Since leaving my home in Australia last year and moving to London, I have felt a spectrum of emotions. I prepared myself for all the standard homesick symptoms, but on reflection I have been surprised by how contradictory my feelings are. I am settled yet restless, connected but lonely. In many ways I feel I have conquered this big and boundless city, but a sense of insignificance also filters through. Where do I fit in this puzzle of a place?

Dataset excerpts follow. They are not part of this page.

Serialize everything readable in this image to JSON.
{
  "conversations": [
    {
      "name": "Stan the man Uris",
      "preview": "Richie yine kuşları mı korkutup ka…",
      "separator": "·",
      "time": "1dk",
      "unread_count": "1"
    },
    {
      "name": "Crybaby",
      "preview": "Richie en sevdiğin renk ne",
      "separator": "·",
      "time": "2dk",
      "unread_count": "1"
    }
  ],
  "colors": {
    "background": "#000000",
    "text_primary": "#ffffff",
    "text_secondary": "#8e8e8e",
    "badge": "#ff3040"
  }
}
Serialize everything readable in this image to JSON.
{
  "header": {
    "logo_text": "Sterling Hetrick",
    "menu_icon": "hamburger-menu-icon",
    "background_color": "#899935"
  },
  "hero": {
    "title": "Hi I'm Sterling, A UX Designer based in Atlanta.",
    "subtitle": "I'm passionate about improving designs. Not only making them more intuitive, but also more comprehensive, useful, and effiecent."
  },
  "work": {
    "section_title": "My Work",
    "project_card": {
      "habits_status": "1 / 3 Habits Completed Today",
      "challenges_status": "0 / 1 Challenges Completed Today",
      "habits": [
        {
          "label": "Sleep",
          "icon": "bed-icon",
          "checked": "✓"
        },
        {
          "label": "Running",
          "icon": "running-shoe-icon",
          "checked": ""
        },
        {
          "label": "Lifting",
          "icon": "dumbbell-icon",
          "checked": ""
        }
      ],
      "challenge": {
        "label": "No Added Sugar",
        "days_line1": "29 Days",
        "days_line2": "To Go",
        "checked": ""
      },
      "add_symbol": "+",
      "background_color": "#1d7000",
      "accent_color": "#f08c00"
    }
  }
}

The process of establishing myself in London has led me to review how I value and understand community. I transitioned from the leafy suburbs of Melbourne to the bustling borough of Hackney. The landscape and dynamic of the city was more intense than I had expected. All I can say to sum it up is a sensory overload – this is both exhilarating and exhausting!
It has been a relief to establish a number of different friendships, most recently with the incredible people of Matryoshka Haus. My kind housemate extended an invitation to me to attend their weekly community meals held at a home in East London. I’d heard great things about what Shannon and the team were doing here and abroad, and couldn’t wait to spend the evening with others who had a passion for community service and social innovation. I was not disappointed by any means! The night was filled with lots of laughter and genuine conversations.
These dinners have helped me make sense of the wonderful chaos in London. It is really refreshing to hear about how others are living life in such a positive and pioneering manner. For me they are very much a source of encouragement and motivation. It is a safe space for strangers to become friends, and for people from all corners of the world to share their ideas. Most importantly, all who visit the Matryoshka Haus dinners are warmly welcomed and get to experience true hospitality. I always leave feeling relaxed, cheerful, and inspired. During the routine and mayhem of the working week, it is so reassuring to know that there is always a spot for me, and anyone, to sit at their table.